- Born: November 14, 1938 (age 87) Sion, Switzerland
- Known for: Excavation of Philippi and Eretria
- Scientific career
- Fields: Archaeology

= Pierre Ducrey =

Swiss archaeologist and academic

Pierre Ducrey Πιέρ Ντικρέ; born 14 November 1938 in Sion, Switzerland is an archaeologist, professor and former rector of the University of Lausanne who specializes in Greek epigraphy.

==Career==
Ducrey obtained a degree in literature from the University of Lausanne (Faculté des lettres) in 1961 and in 1964 a doctorate from the Paris-Sorbonne University. From 1967 to 1970 he was a foreign member of the French School at Athens. Latter, he served as the director of the Swiss School of Archaeology in Greece from 1982 to 2006 and since 2010 is the director of the Hardt Foundation for the Study of Classical Antiquity.

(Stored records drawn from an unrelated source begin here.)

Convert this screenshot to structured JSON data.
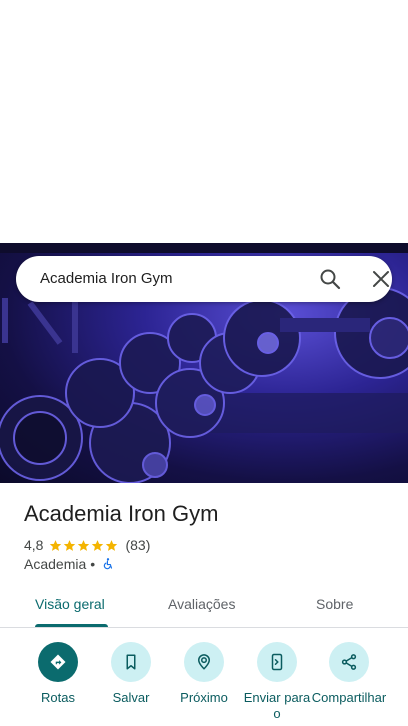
{
  "search": {
    "query": "Academia Iron Gym",
    "search_icon": "search-icon",
    "close_icon": "close-icon"
  },
  "place": {
    "name": "Academia Iron Gym",
    "rating": "4,8",
    "stars": 5,
    "review_count": "(83)",
    "category": "Academia",
    "separator": "•",
    "accessibility_icon": "wheelchair-icon"
  },
  "tabs": [
    {
      "label": "Visão geral",
      "active": true
    },
    {
      "label": "Avaliações",
      "active": false
    },
    {
      "label": "Sobre",
      "active": false
    }
  ],
  "actions": [
    {
      "label": "Rotas",
      "icon": "directions-icon"
    },
    {
      "label": "Salvar",
      "icon": "bookmark-icon"
    },
    {
      "label": "Próximo",
      "icon": "nearby-icon"
    },
    {
      "label": "Enviar para o",
      "icon": "send-to-phone-icon"
    },
    {
      "label": "Compartilhar",
      "icon": "share-icon"
    }
  ],
  "colors": {
    "accent": "#0b6b6e",
    "action_bg": "#cdf0f3",
    "star": "#f4b400"
  }
}
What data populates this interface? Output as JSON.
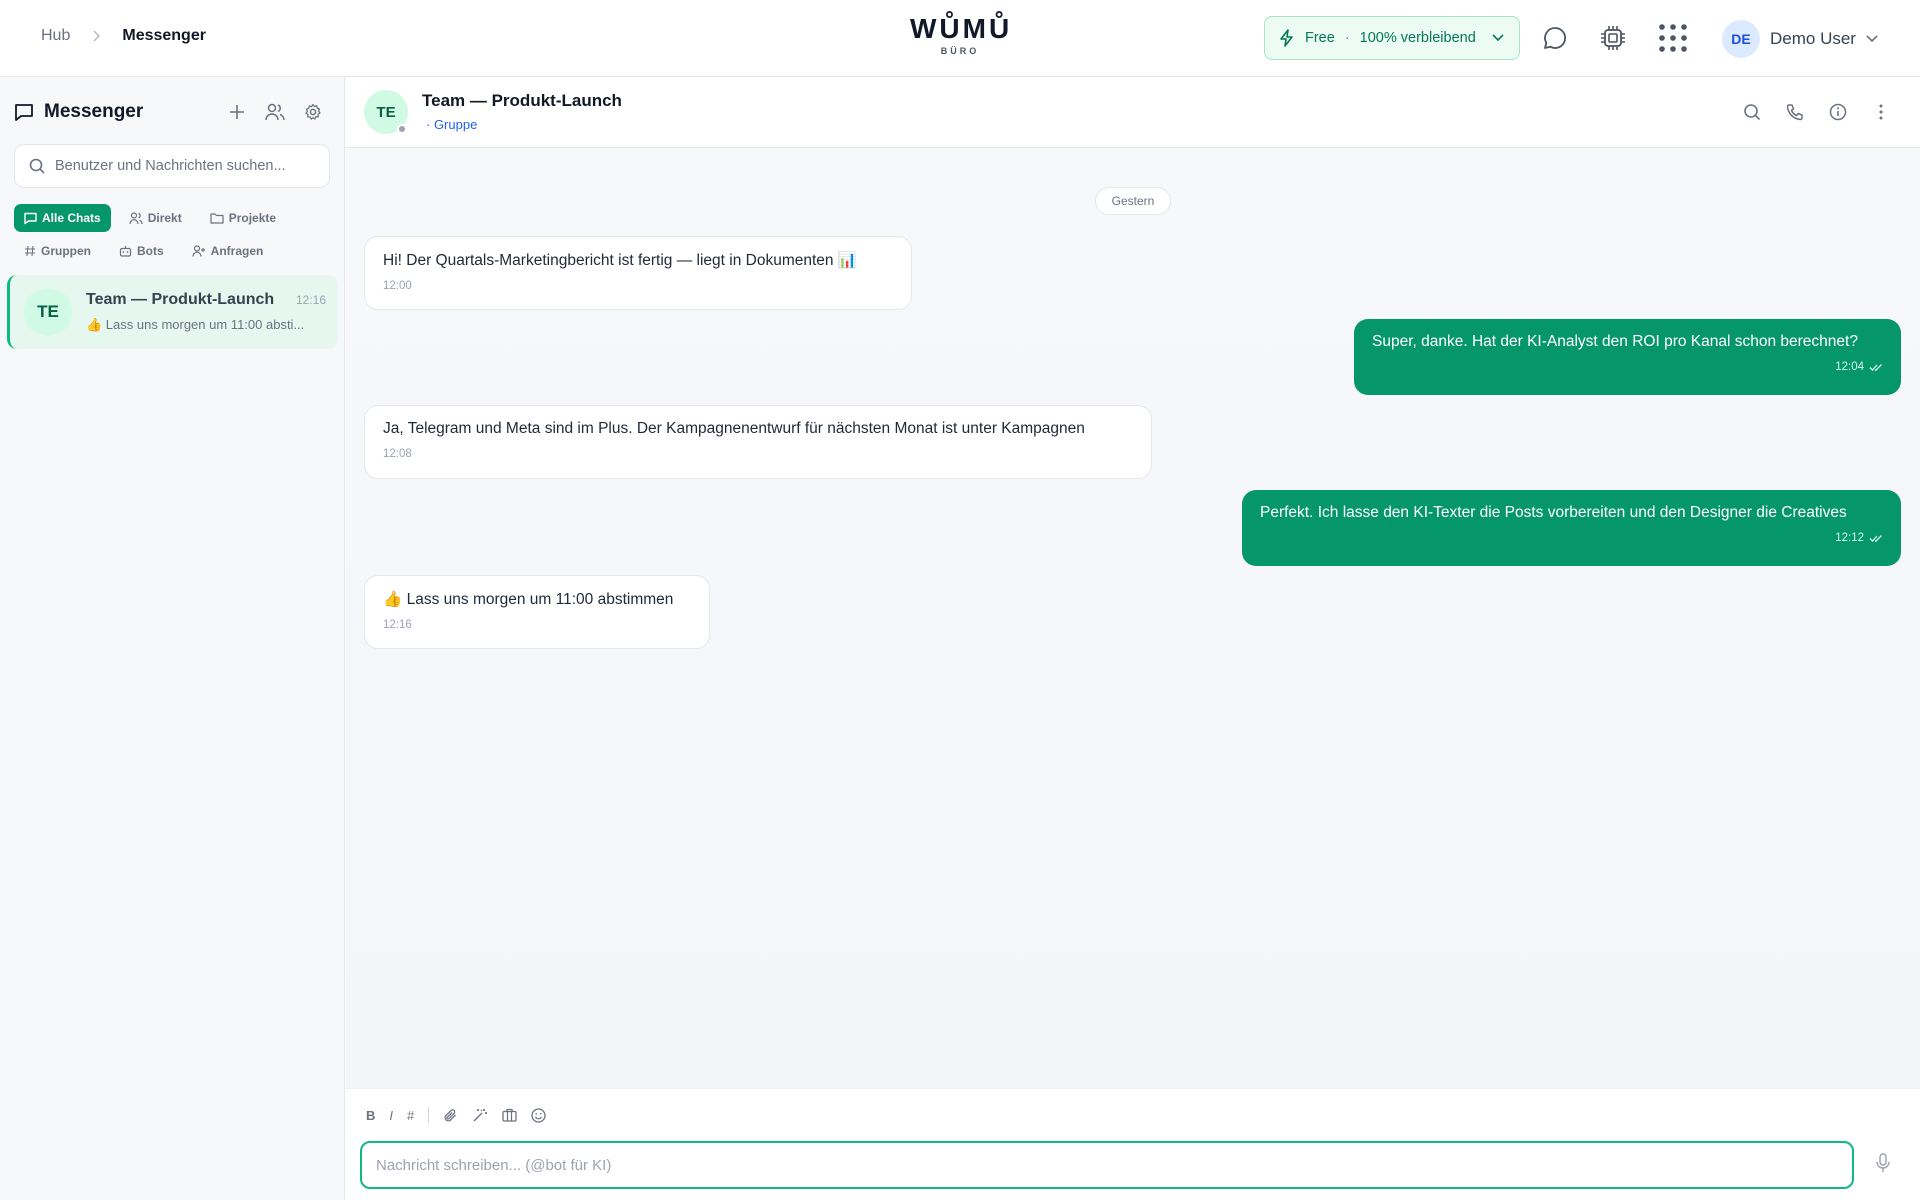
{
  "topbar": {
    "breadcrumb": {
      "hub": "Hub",
      "current": "Messenger"
    },
    "logo": {
      "main": "WŮMŮ",
      "sub": "BÜRO"
    },
    "plan": {
      "tier": "Free",
      "separator": "·",
      "remaining": "100% verbleibend"
    },
    "user": {
      "initials": "DE",
      "name": "Demo User"
    }
  },
  "sidebar": {
    "title": "Messenger",
    "search_placeholder": "Benutzer und Nachrichten suchen...",
    "filters": [
      {
        "label": "Alle Chats",
        "icon": "chat-icon",
        "active": true
      },
      {
        "label": "Direkt",
        "icon": "users-icon",
        "active": false
      },
      {
        "label": "Projekte",
        "icon": "folder-icon",
        "active": false
      },
      {
        "label": "Gruppen",
        "icon": "hash-icon",
        "active": false
      },
      {
        "label": "Bots",
        "icon": "bot-icon",
        "active": false
      },
      {
        "label": "Anfragen",
        "icon": "user-plus-icon",
        "active": false
      }
    ],
    "chats": [
      {
        "initials": "TE",
        "name": "Team — Produkt-Launch",
        "time": "12:16",
        "preview": "👍 Lass uns morgen um 11:00 absti..."
      }
    ]
  },
  "chat": {
    "initials": "TE",
    "title": "Team — Produkt-Launch",
    "subtitle": "· Gruppe",
    "date_divider": "Gestern",
    "messages": [
      {
        "direction": "in",
        "text": "Hi! Der Quartals-Marketingbericht ist fertig — liegt in Dokumenten 📊",
        "time": "12:00"
      },
      {
        "direction": "out",
        "text": "Super, danke. Hat der KI-Analyst den ROI pro Kanal schon berechnet?",
        "time": "12:04"
      },
      {
        "direction": "in",
        "text": "Ja, Telegram und Meta sind im Plus. Der Kampagnenentwurf für nächsten Monat ist unter Kampagnen",
        "time": "12:08"
      },
      {
        "direction": "out",
        "text": "Perfekt. Ich lasse den KI-Texter die Posts vorbereiten und den Designer die Creatives",
        "time": "12:12"
      },
      {
        "direction": "in",
        "text": "👍 Lass uns morgen um 11:00 abstimmen",
        "time": "12:16"
      }
    ]
  },
  "composer": {
    "bold": "B",
    "italic": "I",
    "hash": "#",
    "placeholder": "Nachricht schreiben... (@bot für KI)"
  },
  "colors": {
    "accent": "#059669",
    "accent_light": "#e6f7ef",
    "link": "#2563eb"
  }
}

Ducrey is the author of various books and articles, mainly in the fields of archaeology, Greek epigraphy and the ancient Greek cities of Philippi and Eretria.

==Honors and awards==
- Commander of the Order of the Phoenix of the Hellenic Republic, 1991.
- Honorary doctorate from the University of Athens, 2000.
- Foreign correspondent of the Academy of Inscriptions and Belles-Lettres of the Institut de France since 2001.
- Foreign associate member of the Academy of Inscriptions and Belles-Lettres of the Institut de France since 2008.
- Honorary Professor at the University of Lausanne since 2004.
- Officer of the National Order of the Legion of Honor, 2018.